If you follow people’s social media accounts in the production entertainment industries, you’d think everyone, everyday are living the best life. Everything goes their way. And every day is successful and loaded with adventures. That’s not to say everyone’s post are Bull Sh** T. There are a lot of people doing cool gigs. Just not every minute of every day.
Thankfully, being as old as dirt, I’ve lived most of my professional life before social media. In doing so I had to actually learn and observe in the “real”.
Living in the “real” gave me a front row seat to what others were actually doing or NOT doing.
I learned more from seeing people screw up and then find a way to recover, then seeing people only succeed. (today’s fake social media life).
If you talk to any experienced professional, they all have stories about the time the show went off the rails. Maybe it was the time they pressed the wrong control, the time the lip sync vocal tracks crashed. The time network’s master control punched up the wrong show or when the Broadway stage manager dropped their show book and lost control of the cues. These stories go on and on.
The good news is with those stories comes a “fix”. “… after that I (we) made sure that never happened again by…”
Unfortunately, almost no one posts their screw ups. They only give you the wins.
It’s like a chronic gambler who will always tell you how much they won but never gives you their net balance which includes their losses.
Everyone has wins and losses…EVERYONE!
Working in the visual medium we use a camera lens to tell the audience what we want them to look at and not look at. By using the camera to frame and compose our shots we develop and tell OUR story, the one we want everyone to believe, moment by moment.
The same is true with social media. They are framing their shot, tags, text to tell you what they want to be real, NOT what actually was the real.
Maybe they were just making copies of the rundown for the crew but their pics seem like they we assisting the director.
Maybe they were just straightening cables in the recording studio and not collaborating with the artist on cord phrasing.
Maybe they were standing in the wings of the theater waiting to move a set piece off the stage but their pics framing seems like they were stage managing.
Everyday someone tells me they might as well get out of the biz because they follow this person who has only been in the biz a year and is killing it. “According to their IG they just landed a gig producing a feature film with a huge budget. It’s real because they posted pics of the set today.”
Ummmm NO! Regardless of what their posts look like ….that isn’t happening! They may be on the set …but …producing a huge budgeted feature? No.
There is more to the story then what you’re being told or shown.
I’m telling you all this because you are not falling behind your peers regardless of what their posts look like. They are just good at posting a story of what they wish was happening.
They are usually more concerned about impressing their followers with what they want to them believe. Then actually paying attention, learning and impressing the people they are currently working with.
When you become so busy promoting and faking your career to your “friends” or “followers”, your missing out on learning what’s happening all around you minute by minute on the gig.
Don’t worry about who seems to be doing what.

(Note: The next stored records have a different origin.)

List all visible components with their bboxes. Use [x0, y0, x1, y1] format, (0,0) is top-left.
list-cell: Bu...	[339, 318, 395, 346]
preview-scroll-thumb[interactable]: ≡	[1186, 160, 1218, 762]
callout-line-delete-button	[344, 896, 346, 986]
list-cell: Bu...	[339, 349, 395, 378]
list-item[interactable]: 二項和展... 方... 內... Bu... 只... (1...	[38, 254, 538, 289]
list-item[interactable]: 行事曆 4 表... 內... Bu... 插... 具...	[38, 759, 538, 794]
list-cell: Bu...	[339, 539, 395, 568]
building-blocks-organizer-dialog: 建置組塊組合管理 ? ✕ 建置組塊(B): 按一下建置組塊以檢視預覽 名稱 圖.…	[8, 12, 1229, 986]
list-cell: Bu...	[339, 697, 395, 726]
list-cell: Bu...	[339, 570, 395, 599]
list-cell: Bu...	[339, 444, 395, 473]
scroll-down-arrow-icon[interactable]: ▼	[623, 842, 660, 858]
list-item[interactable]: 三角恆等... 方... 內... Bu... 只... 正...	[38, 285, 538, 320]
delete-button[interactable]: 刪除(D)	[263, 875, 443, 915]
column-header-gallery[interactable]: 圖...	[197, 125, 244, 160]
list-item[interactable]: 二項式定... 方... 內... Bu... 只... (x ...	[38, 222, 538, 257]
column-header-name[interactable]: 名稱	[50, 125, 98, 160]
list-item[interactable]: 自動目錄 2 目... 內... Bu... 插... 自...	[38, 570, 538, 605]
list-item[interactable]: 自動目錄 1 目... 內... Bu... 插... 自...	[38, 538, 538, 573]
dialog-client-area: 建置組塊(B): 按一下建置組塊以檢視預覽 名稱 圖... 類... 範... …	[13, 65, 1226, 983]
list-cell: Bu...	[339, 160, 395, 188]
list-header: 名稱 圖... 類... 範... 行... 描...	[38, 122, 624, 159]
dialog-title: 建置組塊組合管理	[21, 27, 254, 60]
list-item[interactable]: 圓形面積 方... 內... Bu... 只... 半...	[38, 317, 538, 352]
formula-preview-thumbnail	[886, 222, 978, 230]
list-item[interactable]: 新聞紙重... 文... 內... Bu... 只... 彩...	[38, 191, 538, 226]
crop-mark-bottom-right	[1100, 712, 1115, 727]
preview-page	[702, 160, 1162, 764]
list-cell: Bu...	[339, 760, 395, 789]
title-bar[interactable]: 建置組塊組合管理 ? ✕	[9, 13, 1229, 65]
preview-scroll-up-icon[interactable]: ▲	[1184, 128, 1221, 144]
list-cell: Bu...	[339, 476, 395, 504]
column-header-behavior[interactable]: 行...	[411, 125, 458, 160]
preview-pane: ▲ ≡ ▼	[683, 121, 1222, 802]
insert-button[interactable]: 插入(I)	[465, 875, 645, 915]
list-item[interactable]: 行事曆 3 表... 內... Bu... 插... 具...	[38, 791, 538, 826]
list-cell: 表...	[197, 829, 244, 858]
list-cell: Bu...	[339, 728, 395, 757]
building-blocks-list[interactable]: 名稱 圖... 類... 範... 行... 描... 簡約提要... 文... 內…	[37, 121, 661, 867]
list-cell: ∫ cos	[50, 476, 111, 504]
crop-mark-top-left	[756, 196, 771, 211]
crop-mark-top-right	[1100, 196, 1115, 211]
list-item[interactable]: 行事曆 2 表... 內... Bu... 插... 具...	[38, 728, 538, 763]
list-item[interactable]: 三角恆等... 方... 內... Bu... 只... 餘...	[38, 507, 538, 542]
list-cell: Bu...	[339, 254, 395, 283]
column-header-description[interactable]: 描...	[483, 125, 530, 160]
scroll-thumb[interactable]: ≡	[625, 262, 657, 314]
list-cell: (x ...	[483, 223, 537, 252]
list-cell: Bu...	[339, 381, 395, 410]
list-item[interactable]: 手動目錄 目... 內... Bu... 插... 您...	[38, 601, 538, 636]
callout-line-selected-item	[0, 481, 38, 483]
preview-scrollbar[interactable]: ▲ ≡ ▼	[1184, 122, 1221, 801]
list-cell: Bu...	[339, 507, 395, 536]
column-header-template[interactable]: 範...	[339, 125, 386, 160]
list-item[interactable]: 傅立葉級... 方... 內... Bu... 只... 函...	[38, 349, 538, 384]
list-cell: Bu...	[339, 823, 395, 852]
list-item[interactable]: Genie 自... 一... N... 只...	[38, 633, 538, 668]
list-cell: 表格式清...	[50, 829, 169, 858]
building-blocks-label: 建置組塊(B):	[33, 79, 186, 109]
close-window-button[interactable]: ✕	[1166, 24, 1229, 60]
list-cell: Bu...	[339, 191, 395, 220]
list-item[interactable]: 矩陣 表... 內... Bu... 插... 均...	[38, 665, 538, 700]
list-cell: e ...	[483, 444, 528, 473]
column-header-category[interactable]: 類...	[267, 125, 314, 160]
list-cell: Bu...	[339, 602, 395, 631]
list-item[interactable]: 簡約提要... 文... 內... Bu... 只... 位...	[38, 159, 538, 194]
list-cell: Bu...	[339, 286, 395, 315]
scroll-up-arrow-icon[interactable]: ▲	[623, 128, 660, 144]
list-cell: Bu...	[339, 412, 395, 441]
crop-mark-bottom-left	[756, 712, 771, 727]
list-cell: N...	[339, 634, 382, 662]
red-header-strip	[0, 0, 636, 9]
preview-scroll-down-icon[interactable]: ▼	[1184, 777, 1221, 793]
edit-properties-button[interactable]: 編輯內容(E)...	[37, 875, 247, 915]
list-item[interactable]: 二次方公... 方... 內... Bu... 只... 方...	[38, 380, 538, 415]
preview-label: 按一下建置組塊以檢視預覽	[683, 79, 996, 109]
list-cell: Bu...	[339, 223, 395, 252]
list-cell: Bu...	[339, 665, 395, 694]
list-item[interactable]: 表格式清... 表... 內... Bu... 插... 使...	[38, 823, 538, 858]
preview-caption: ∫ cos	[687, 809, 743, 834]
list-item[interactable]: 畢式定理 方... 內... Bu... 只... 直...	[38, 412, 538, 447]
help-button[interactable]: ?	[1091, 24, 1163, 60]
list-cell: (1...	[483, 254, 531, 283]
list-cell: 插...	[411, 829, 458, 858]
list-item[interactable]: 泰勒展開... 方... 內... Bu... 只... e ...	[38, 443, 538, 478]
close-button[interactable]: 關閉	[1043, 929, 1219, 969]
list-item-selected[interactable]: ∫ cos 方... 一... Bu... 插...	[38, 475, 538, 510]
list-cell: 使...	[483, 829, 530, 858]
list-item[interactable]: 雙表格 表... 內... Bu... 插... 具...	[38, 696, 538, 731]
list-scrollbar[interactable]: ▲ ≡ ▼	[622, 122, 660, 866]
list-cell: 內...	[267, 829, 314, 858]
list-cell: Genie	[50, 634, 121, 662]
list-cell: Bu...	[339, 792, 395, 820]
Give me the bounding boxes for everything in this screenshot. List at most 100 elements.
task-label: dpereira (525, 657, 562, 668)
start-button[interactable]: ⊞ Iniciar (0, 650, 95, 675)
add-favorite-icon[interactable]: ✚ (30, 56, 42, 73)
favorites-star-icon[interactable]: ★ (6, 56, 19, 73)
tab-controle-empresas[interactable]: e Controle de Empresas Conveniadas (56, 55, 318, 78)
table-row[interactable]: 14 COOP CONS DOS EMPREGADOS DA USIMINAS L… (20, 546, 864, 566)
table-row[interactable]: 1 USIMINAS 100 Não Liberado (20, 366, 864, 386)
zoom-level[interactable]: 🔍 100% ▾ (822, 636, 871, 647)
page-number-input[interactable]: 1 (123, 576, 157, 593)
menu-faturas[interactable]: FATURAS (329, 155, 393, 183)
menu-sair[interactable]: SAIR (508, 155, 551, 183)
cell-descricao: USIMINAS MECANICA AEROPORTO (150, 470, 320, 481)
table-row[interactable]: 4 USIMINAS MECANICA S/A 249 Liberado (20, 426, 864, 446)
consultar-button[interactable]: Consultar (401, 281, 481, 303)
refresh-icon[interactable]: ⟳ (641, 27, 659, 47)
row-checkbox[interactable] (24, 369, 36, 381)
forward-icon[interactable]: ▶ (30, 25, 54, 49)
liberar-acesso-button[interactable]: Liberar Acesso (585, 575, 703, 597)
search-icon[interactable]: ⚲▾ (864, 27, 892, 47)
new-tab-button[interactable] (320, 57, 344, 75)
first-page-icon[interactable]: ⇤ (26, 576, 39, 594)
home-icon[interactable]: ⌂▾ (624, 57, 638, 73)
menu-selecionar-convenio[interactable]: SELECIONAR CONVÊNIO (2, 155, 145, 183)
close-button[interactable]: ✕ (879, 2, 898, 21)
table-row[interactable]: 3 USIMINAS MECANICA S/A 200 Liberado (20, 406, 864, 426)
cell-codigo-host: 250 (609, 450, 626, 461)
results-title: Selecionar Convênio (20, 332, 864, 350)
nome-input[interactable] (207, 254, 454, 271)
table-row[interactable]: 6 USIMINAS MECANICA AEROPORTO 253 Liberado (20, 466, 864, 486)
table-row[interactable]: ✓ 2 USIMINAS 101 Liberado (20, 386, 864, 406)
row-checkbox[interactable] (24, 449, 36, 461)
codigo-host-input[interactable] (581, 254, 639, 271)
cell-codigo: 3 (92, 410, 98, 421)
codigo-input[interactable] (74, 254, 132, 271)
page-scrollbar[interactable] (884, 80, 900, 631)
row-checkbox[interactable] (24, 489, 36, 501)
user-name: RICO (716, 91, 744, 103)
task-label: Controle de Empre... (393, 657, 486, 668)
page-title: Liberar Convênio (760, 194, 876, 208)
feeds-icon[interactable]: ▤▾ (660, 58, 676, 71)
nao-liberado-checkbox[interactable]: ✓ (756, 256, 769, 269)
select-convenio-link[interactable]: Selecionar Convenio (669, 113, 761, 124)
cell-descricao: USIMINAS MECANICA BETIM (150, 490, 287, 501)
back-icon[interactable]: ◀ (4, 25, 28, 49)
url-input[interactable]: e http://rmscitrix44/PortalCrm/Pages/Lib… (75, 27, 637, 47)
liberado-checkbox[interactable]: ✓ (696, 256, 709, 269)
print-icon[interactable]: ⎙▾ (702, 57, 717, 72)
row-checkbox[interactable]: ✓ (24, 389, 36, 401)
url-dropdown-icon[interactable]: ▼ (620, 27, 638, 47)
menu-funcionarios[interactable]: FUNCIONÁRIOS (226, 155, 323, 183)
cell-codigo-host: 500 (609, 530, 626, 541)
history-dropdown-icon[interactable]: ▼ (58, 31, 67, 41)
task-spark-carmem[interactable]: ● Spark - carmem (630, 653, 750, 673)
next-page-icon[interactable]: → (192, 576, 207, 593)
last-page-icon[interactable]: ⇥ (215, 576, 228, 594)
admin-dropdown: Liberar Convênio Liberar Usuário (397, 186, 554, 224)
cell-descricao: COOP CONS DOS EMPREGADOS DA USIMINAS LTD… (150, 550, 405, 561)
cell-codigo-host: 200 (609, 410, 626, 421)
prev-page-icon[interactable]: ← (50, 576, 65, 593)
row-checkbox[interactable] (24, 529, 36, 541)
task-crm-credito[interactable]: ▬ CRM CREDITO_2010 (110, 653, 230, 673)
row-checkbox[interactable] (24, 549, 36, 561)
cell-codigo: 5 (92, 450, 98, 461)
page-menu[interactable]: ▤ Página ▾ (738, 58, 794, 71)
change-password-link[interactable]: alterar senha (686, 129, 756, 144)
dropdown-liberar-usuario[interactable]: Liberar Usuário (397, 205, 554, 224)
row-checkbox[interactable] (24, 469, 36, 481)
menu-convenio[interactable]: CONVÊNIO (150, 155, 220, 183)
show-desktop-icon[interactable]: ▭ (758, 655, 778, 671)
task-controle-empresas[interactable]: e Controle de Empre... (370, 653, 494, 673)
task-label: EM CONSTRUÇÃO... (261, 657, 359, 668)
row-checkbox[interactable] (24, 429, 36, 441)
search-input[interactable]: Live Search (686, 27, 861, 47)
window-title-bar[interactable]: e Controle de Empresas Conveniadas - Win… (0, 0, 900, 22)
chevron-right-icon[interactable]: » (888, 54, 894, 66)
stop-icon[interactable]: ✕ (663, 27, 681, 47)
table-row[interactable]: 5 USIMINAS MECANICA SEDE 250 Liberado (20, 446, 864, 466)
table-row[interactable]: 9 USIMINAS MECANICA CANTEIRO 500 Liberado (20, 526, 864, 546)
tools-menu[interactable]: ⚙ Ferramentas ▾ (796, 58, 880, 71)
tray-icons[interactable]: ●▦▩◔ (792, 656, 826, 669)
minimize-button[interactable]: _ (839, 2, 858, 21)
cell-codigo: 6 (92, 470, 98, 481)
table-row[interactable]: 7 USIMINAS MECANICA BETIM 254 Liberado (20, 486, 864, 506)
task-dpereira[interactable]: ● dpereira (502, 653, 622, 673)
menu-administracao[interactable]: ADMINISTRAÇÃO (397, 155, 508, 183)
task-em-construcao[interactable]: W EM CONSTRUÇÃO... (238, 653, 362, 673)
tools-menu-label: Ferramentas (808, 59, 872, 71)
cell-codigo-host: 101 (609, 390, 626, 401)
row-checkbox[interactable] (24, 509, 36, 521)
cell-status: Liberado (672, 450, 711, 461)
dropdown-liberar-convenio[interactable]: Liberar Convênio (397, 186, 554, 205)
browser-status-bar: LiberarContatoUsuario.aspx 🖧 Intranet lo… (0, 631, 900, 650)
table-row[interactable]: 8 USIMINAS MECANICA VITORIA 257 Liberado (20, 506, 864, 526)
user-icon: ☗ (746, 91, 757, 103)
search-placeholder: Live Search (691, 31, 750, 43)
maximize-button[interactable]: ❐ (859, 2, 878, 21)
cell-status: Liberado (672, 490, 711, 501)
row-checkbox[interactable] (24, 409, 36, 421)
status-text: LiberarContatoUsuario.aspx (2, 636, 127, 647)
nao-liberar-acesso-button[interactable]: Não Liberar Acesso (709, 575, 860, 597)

That has nothing to do with your career.
Don’t try and keep up with your friends’ fake career by faking your current involvement in a production.
Put the phone down. Actually, pay attention and absorb everything that is happening on the gig. See where you might be able to help. Holding a ladder, sweeping a studio floor, helping move gear when needed, etc.
Those might not be “post” worthy, but definitely will get you noticed by the right people and will absolutely be CAREER WORTHY.